Environment:Tensorflow Serving Kubernetes Deployment Environment
| Knowledge Sources | |
|---|---|
| Domains | Infrastructure, Kubernetes, Cloud |
| Last Updated | 2026-02-13 17:00 GMT |
Overview
Kubernetes (GKE) deployment environment with Docker, Google Cloud SDK, and `kubectl` for orchestrating TensorFlow Serving at scale.
Description
This environment provides the tools and infrastructure for deploying TensorFlow Serving on Kubernetes, specifically Google Kubernetes Engine (GKE). It requires Docker for building serving images, the Google Cloud SDK (`gcloud`) for cluster management and container registry access, and `kubectl` for deploying Kubernetes resources. The deployment pattern uses a Deployment with 3 replicas behind a LoadBalancer Service, as demonstrated in the ResNet example.
Usage
Use this environment when deploying TensorFlow Serving to production Kubernetes clusters for scalable, load-balanced model serving. This is the prerequisite for the entire Kubernetes Deployment workflow, including image building, registry push, cluster creation, and resource deployment.
System Requirements
| Category | Requirement | Notes |
|---|---|---|
| Container Runtime | Docker Engine | For building serving images locally |
| Cloud SDK | Google Cloud SDK (`gcloud`) | For GKE cluster management and Container Registry |
| Kubernetes CLI | `kubectl` | For deploying Kubernetes manifests |
| Container Registry | Google Container Registry (GCR) or equivalent | For storing serving images |
| Cluster | Kubernetes cluster (GKE recommended) | Example uses `--num-nodes=5` |
Dependencies
CLI Tools
- `docker` (for image building)
- `gcloud` (Google Cloud SDK)
- `kubectl` (Kubernetes CLI, bundled with gcloud)
Kubernetes Resources
- Deployment: TensorFlow Serving pods (default: 3 replicas)

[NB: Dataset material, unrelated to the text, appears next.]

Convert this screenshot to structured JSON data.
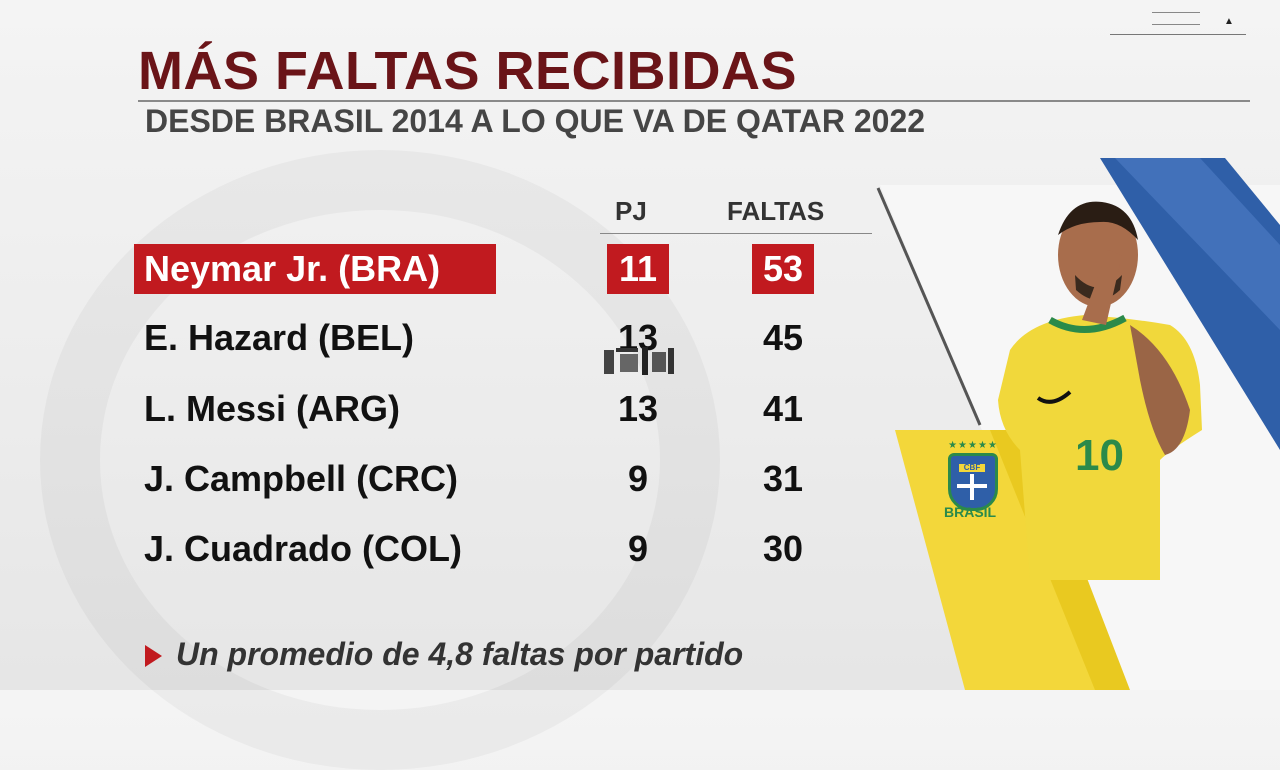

- Service: LoadBalancer type for external access
- Container port: 8500 (gRPC)
Credentials
The following credentials are required:
- `GOOGLE_CLOUD_PROJECT`: GCP project ID for GKE cluster and Container Registry
- GCP authentication via `gcloud auth login`
- Docker authentication via `gcloud auth configure-docker`
Quick Install
# Install Google Cloud SDK
curl https://sdk.cloud.google.com | bash
# Authenticate
gcloud auth login
gcloud config set project YOUR_PROJECT_ID
# Install kubectl
gcloud components install kubectl
# Create GKE cluster
gcloud container clusters create serving-cluster --num-nodes 5
# Get cluster credentials
gcloud container clusters get-credentials serving-cluster
Code Evidence
GKE cluster creation from `serving_kubernetes.md:168-218`:
gcloud container clusters create serving-cluster --num-nodes 5
gcloud container clusters get-credentials serving-cluster
Docker image push to GCR from `serving_kubernetes.md:220-243`:
docker tag $USER/resnet_serving gcr.io/YOUR_PROJECT/resnet_serving
docker push gcr.io/YOUR_PROJECT/resnet_serving
Kubernetes manifest from `resnet_k8s.yaml:1-49`:
apiVersion: apps/v1
kind: Deployment
metadata:
name: resnet-deployment
spec:
replicas: 3
selector:
matchLabels:
app: resnet-server
template:
spec:
containers:
- name: resnet-container
image: gcr.io/YOUR_PROJECT/resnet_serving
ports:
- containerPort: 8500
---
apiVersion: v1
kind: Service
metadata:
name: resnet-service
spec:
type: LoadBalancer
ports:
- port: 8500
targetPort: 8500
Common Errors
| Error Message | Cause | Solution |
|---|---|---|
| `ERROR: (gcloud.container.clusters.create) ... quota exceeded` | GCP quota insufficient | Request quota increase in GCP Console |
| `ImagePullBackOff` | Container image not found in registry | Verify `docker push` succeeded and image name matches manifest |
| `CrashLoopBackOff` | Model not found in container | Ensure model was copied into Docker image during build step |
Compatibility Notes
- GKE specific: The tutorial targets GKE but the Kubernetes manifests are portable to other providers (EKS, AKS) with appropriate registry and cluster setup changes.
- Scaling: TensorFlow Serving performance is better on fewer, larger machines due to resource sharing efficiency and lower fixed costs (see performance.md).
- GPU on K8s: For GPU serving on Kubernetes, install the NVIDIA device plugin and use GPU-enabled serving images.